3.2. Plasmids for integrative recombination

We created several pDONR vectors (Fig. 3B) to facilitate the complementation of gene deletions. We engineered these vectors using pDONR 221 as the base vector. Because these vectors still harbor the ccdB cassette, they can only be transformed into ccd-compatible bacterial strains until a gene of interest is recombined into the attP sites. With complementation, using a nutritional marker from the same strain you are working with can be advantageous. For example, if you are complementing a gene deletion created in A. nidulans, then it would be beneficial to use a vector that contains a nutritional marker from A. nidulans. Therefore, the complementation vector will have a higher chance of integrating at the nutritional gene locus, rather than inserting in a random position that could cause adverse positional effects or change gene expression. For some auxotrophic mutants, the entire nutritional locus has been deleted. In this case, the complementation construct is more likely to integrate randomly in the genome. All nutritional marker genes are flanked by a portion of the 5' NCR and 3' NCR, which contributes to targeted integration of the construct at the nutritional locus. In addition, when creating complementation plasmids, cloning the gene of interest, flanked by at least 1 kb of 5' NCR and 3' NCR, into the complementation vector is advantageous and can increase the likelihood of the construct integrating at a defined locus and not in a random position in the genome.

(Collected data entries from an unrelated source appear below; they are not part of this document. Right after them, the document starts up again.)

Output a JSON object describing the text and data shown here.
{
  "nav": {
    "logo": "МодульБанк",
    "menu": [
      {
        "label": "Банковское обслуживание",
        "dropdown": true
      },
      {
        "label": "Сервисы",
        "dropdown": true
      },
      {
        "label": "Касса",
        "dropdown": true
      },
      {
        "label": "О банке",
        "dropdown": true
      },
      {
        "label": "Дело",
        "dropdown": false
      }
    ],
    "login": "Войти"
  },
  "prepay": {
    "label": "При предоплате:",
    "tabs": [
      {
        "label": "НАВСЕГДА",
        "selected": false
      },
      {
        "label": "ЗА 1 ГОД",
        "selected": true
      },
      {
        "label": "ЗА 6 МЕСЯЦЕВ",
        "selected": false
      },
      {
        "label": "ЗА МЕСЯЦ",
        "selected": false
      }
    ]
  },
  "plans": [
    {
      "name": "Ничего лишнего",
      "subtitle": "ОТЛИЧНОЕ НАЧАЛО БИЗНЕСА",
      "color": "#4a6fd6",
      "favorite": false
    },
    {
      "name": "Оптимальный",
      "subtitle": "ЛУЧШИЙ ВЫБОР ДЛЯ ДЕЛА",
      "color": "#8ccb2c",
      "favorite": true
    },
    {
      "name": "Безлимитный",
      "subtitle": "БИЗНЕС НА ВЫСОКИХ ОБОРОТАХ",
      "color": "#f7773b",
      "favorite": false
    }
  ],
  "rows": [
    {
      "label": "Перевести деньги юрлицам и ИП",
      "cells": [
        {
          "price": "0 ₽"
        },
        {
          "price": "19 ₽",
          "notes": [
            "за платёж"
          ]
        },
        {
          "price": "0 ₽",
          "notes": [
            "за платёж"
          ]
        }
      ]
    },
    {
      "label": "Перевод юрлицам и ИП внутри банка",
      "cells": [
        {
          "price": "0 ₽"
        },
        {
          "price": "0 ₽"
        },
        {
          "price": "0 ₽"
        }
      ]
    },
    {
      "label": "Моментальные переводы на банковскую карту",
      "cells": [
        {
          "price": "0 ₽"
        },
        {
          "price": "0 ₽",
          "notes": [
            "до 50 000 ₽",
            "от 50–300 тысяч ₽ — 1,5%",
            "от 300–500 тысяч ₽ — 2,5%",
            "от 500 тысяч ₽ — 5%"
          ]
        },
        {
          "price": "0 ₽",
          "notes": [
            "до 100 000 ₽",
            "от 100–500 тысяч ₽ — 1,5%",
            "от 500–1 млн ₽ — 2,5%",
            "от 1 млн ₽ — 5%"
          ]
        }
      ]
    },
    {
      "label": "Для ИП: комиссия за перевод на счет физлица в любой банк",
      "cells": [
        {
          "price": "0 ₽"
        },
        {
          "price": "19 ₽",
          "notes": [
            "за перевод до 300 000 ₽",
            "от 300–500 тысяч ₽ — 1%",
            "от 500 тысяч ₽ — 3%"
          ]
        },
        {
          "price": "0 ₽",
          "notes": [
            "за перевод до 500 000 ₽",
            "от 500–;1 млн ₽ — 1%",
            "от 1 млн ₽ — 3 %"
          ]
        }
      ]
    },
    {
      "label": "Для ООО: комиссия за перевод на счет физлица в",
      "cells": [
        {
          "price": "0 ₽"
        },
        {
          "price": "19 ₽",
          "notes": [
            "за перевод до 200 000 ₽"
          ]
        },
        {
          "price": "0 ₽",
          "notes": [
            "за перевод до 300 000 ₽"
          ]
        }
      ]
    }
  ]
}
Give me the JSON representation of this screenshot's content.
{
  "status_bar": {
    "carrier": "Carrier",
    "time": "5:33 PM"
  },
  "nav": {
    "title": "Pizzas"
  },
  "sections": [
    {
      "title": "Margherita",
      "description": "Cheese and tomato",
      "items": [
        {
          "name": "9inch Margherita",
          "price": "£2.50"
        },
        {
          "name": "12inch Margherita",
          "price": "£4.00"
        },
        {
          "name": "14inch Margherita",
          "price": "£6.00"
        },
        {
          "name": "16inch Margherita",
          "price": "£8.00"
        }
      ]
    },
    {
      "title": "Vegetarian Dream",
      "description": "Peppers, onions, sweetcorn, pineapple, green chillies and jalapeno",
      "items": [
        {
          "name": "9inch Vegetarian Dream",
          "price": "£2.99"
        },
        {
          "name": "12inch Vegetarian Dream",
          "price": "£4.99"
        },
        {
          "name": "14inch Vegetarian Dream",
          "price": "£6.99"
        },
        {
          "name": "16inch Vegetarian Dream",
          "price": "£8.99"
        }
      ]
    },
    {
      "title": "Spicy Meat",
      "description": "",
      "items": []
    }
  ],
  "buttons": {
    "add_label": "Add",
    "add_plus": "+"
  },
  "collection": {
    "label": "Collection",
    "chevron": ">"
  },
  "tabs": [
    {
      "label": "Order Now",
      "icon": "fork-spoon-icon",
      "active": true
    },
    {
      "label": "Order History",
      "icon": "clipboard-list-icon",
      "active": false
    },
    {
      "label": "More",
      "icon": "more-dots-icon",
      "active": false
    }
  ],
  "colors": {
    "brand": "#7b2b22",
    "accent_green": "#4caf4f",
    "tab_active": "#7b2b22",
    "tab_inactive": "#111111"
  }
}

3.3. Plasmids for high-copy gene expression

We created two pDONR AMA vectors (Fig. 3C) for use in high-copy gene expression and genetic screens. Because these vectors still harbor the ccdB cassette, they can only be transformed into ccd-compatible bacterial strains until a gene of interest is recombined into the attP sites. These plasmids are autonomously replicating circular plasmids that are maintained as such following transformation. This is especially useful for genetic screens because the plasmids are easily recovered from fungal genomes by transformation of the genomic DNA into bacteria (Efimov, 2003; Osherov et al., 2001; Ukil et al., 2008). These plasmids are also valuable in over-expression studies, because there are, on average, anywhere from 10 to 30 copies present per genome (Aleksenko and Clutterbuck, 1997; Gems et al., 1991). Although the use of these vectors results in increased transformation efficiency in many fungal species, they are mitotically unstable and therefore require the use of a selective medium to remain present in the genome. These features are possible based on the presence of AMA1 (autonomous maintenance in Aspergillus) from A. nidulans (Aleksenko and Clutterbuck, 1997; Gems et al., 1991). The AMA1 cassette consists of a 300-bp central spacer flanked by two inverted copies of a MATE1 (mobile Aspergillus transformation enhancer) element. This MATE1 element is a genomic repeat region that is present throughout the genome of A. nidulans (Aleksenko and Clutterbuck, 1997; Gems et al., 1991).

We created pDONR AMA by cloning the ccdB cassette (attP1-ccdB-chloramphenicol resistance gene [CmR]-attP2) from pDONR 221 into the KpnI and SphI sites of pRG3-AMA-Not1 (Osherov and May, 2000). This vector contains pyr4 from Neurospora crassa and complements pyrG- mutants of A. nidulans and A. fumigatus. We generated pDONR AMA/HPH by cloning the AMA1 region from pDONR AMA into pDONR HPH B. This vector behaves as pDONR AMA, but contains a hygromycin resistance cassette (hygroR) as a selective marker. Due to the instability of the vector, any strain transformed with pDONR AMA/HPH will require growth on media containing hygromycin to prevent loss of the plasmid. attB1 and attB2 are needed for recombination into both of these vectors, since the ccdB cassette is from pDONR 221.

3.4. Deletion and complementation of mkkA using pDONR 221-AfpyrG and pDONR A

We created the deletion construct in 6 days from PCR of the 5' and 3' NCRs to transformation of the deletion construct into A. nidulans. We generated the deletion mutant by replacing the entire coding region of mkkA (AN4189.3) with AfpyrG. We screened transformants for proper nutritional prototrophy. Of the colonies screened, 100% were positive for homologous recombination of AfpyrG at the mkkA locus. The majority of ΔmkkA transformants exhibited extremely poor growth, with almost no conidiation. ΔmkkA grew best on rich medium supplemented with 1 M glucose as an osmotic stabilizer (Fig. 4A & B). For complementation, we transformed pDONR A-mkkA into ΔmkkA. We created the complementation vector in 3 days from PCR of the mkkA cassette to transformation of the vector into ΔmkkA. We screened transformants for the ability to grown in the absence of pyridoxine. Of the colonies we screened, 100% had obtained the mkkA coding region via a successful integration event. Upon complementation, we were able to restore conidiation of ΔmkkA back to wild-type levels (Fig. 4A).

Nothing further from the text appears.